We get it, your intentions are completely pure.You’ve been led to believe that smoothies and juices are just fruits and vegetables, and therefore good for you, right?
While they’re not totally bad for you, they’re not totally great either. When you blend up your fruits, you’re stripping away the fiber and important antioxidants within it. This causes your blood sugar and insulin levels to spike.
Additionally, fruit has its own natural sugar that, when eaten in moderation, is good for you. But if you’re making a juice or smoothie a few times a day, that’s a lot of sugar you’re consuming!
When you drink your calories, you get a short term fullness that doesn’t last too long. This may cause you to eat more than what you need. If you eat an apple, you feel significantly more satisfied than just drinking a glass of apple juice.

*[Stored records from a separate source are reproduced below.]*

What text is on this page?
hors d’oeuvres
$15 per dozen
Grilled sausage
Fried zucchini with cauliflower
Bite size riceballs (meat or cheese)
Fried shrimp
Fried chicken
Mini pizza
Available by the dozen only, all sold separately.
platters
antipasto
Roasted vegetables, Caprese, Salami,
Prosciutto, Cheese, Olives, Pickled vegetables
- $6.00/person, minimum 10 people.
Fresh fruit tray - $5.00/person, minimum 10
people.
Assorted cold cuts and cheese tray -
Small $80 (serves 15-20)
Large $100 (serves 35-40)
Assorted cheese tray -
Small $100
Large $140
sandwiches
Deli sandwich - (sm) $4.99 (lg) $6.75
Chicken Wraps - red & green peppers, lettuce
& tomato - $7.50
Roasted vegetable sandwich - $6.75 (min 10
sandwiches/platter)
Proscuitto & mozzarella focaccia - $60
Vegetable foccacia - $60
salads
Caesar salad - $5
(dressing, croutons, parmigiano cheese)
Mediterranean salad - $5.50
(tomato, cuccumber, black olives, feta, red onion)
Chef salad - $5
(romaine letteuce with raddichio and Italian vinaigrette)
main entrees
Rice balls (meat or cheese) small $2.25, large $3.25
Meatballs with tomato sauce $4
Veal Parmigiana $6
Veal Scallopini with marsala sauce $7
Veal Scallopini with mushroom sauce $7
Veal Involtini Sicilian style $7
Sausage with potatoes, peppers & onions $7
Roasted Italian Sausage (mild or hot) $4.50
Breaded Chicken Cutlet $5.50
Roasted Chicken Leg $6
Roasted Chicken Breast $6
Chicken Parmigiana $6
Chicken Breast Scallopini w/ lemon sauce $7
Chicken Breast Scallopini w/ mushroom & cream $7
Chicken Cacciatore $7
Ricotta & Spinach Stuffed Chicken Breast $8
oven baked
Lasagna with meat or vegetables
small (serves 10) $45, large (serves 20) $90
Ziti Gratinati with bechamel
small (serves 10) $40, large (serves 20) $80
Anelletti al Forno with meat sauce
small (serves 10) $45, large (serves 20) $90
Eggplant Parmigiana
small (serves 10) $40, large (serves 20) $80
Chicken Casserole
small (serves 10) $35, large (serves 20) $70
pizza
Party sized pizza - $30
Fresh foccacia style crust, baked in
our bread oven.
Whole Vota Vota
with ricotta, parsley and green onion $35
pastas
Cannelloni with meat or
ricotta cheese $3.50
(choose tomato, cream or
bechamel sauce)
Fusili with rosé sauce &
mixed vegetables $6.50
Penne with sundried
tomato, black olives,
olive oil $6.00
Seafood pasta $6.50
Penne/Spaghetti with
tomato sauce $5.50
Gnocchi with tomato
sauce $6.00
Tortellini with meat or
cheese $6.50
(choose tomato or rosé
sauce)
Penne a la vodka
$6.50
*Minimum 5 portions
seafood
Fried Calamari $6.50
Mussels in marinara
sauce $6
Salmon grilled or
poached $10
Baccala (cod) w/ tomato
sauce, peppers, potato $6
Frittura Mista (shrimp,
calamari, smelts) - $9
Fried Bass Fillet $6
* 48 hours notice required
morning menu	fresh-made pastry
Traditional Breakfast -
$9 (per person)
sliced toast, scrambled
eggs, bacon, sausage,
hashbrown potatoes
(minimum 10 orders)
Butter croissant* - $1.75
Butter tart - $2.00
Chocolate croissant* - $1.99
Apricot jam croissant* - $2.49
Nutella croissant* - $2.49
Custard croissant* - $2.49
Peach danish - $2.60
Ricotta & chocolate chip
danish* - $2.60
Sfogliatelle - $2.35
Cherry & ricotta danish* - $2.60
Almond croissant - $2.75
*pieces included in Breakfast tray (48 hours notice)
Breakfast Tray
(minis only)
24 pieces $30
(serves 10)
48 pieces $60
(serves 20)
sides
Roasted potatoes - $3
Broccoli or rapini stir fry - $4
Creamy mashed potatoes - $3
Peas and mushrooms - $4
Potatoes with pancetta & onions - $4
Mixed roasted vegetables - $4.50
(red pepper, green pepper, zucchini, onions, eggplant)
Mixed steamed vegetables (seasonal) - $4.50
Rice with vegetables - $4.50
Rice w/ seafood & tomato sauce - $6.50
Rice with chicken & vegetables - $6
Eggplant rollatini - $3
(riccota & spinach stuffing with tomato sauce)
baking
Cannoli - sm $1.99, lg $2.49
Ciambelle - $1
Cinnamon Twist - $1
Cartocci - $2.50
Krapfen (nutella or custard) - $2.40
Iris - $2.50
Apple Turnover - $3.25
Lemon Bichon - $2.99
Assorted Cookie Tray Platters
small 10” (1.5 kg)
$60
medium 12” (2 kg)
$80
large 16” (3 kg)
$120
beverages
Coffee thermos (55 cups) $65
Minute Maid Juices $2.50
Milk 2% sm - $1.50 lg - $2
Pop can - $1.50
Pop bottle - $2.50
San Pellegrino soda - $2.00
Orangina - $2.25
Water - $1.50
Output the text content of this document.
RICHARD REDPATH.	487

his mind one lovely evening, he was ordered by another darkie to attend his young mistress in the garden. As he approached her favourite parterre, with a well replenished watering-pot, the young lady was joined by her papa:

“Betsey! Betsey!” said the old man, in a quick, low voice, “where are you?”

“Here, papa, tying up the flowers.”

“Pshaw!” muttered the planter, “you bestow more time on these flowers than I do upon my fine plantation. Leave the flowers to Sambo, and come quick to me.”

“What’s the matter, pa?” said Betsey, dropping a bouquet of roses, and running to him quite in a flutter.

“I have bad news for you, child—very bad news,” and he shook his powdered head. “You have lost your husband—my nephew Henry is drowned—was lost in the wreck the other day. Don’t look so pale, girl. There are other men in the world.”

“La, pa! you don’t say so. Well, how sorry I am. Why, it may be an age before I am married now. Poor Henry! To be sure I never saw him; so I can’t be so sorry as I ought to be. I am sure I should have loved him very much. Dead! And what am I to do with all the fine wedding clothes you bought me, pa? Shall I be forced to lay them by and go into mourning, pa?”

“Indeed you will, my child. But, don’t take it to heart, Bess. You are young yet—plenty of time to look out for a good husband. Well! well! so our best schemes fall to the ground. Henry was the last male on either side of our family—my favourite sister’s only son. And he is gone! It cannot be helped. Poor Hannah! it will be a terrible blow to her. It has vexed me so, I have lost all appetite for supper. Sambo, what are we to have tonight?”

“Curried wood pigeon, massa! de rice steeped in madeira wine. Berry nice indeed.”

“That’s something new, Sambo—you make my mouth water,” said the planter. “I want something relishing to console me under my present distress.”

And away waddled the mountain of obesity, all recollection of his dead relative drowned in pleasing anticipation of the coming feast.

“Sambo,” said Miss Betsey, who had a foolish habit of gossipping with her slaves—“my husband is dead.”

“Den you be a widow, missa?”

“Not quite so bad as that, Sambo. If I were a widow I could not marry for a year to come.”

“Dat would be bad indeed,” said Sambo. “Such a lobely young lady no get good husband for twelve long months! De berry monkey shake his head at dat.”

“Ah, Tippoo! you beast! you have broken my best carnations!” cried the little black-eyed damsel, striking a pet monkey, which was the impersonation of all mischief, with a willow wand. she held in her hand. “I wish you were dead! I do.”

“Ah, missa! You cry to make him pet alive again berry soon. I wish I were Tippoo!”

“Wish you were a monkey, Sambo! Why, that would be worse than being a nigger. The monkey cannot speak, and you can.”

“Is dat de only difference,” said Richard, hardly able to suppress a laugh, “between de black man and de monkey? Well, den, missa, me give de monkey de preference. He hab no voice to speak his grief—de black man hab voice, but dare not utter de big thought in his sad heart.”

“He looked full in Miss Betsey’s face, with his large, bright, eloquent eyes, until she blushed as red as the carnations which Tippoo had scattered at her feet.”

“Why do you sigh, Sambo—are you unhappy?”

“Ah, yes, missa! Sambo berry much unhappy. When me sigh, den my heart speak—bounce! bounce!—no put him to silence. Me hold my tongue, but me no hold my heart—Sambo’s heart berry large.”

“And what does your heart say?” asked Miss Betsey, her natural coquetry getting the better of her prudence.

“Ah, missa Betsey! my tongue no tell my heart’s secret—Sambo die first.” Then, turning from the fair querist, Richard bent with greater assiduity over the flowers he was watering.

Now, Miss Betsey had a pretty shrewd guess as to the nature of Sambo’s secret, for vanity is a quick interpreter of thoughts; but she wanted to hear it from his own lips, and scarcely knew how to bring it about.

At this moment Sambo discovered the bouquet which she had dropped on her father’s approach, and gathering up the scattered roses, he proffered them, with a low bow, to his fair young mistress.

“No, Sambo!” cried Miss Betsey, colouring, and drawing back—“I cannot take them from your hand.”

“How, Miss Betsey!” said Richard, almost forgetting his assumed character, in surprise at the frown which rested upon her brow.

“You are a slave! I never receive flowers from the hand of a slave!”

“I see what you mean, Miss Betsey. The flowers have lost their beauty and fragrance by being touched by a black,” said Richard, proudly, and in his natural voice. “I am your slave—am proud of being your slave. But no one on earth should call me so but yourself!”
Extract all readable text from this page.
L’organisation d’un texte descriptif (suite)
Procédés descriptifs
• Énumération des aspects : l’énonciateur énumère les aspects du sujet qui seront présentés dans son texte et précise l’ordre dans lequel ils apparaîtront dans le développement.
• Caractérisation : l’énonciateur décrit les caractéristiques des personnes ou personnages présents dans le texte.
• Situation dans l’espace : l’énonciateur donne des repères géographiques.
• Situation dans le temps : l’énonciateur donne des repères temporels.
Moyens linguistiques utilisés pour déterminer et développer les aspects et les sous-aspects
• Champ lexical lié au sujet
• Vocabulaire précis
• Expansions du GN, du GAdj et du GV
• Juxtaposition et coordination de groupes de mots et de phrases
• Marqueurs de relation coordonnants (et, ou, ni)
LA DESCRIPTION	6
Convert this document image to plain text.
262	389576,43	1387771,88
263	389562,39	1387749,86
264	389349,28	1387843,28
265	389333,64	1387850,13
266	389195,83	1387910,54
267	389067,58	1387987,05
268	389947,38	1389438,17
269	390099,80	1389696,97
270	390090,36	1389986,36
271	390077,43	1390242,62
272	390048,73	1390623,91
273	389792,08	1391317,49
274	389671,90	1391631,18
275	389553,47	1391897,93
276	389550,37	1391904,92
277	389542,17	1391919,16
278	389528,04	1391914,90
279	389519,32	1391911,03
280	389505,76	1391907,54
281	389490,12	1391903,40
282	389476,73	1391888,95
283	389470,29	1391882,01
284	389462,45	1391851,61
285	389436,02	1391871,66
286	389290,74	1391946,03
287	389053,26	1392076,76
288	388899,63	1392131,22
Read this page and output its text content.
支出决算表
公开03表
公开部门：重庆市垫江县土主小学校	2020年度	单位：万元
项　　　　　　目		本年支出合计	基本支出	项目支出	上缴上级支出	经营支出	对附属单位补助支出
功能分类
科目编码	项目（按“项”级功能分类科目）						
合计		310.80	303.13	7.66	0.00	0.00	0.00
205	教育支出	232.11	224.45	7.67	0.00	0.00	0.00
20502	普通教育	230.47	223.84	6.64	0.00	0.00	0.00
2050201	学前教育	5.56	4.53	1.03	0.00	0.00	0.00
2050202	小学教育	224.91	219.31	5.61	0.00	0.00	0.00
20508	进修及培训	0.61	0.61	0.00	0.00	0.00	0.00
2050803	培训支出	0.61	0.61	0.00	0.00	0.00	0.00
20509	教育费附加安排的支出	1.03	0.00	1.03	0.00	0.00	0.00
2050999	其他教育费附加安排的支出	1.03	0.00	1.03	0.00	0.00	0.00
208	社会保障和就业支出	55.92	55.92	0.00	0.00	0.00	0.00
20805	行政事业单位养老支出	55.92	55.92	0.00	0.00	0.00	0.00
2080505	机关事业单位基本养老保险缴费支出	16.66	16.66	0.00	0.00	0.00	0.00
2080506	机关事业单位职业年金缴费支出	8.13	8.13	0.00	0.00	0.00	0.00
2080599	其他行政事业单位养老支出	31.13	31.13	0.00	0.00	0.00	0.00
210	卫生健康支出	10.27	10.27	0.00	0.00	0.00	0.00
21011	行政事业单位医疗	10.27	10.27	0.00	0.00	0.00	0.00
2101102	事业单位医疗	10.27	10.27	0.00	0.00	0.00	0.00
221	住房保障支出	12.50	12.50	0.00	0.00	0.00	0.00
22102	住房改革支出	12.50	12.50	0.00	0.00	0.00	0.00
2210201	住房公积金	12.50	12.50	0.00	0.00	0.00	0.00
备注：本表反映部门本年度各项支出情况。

Health professionals argue that fruits and vegetables in their natural state are the best way to get the nutrients you need to keep your body functioning at its best!
Now, this isn’t to say you should never gulp down a smoothie or green juice again. Drinking your fruits and veggies is by far a better option than picking up a soda or store bought juice.
Just keep in mind that in addition to those juices, make sure you’re still getting in your fiber and protein to make up for any lost nutrients in the juice.
Whole Wheat Bread
“No! It can’t be! It’s whole wheat! How could it be bad for me?!”
Did we correctly read your mind?
We know how amazing bread is – you can stick practically anything you want between two slices and suddenly it becomes a delicious, filling meal.
The problem is when you’re taking in the wrong kind of bread. Despite what you may think, carbs aren’t always the enemy. In fact, we need them to give us energy and promote a healthy digestive system.
The “whole wheat” bread you find in the store isn’t telling you the whole truth. Unless you see “100% whole wheat” on the label, chances are you’re getting white bread with a tan.
What some manufacturers do is mix in some wheat flour into the mix, and then label it as whole wheat bread.
Another mark of a truly healthy bread is if you see that each slice contains at least 2 grams of fiber.
Reduced Fat Peanut Butter
It’s peanut butter facts time!
Peanuts on their own are full of healthy monounsaturated fats, which help lower cholesterol levels and prevent heart disease.
When you opt for peanut butter brands that say “reduced fat”, you’re not really getting a fair trade off of nutrients.
They actually have the same number of calories, but with added sugar to make up for the lack of fat.
Our advice? Stick with a natural peanut butter that has all that wonderful fat in it. Remember, not all fats are bad fats!
It’s easy to believe what you see in advertisements – after all, they’re supposed to be truthful in their claims right? Unfortunately, that’s not always the case. If you’re ever at a loss for what you should put into your body, just remember that foods in their most natural form are usually the healthiest options!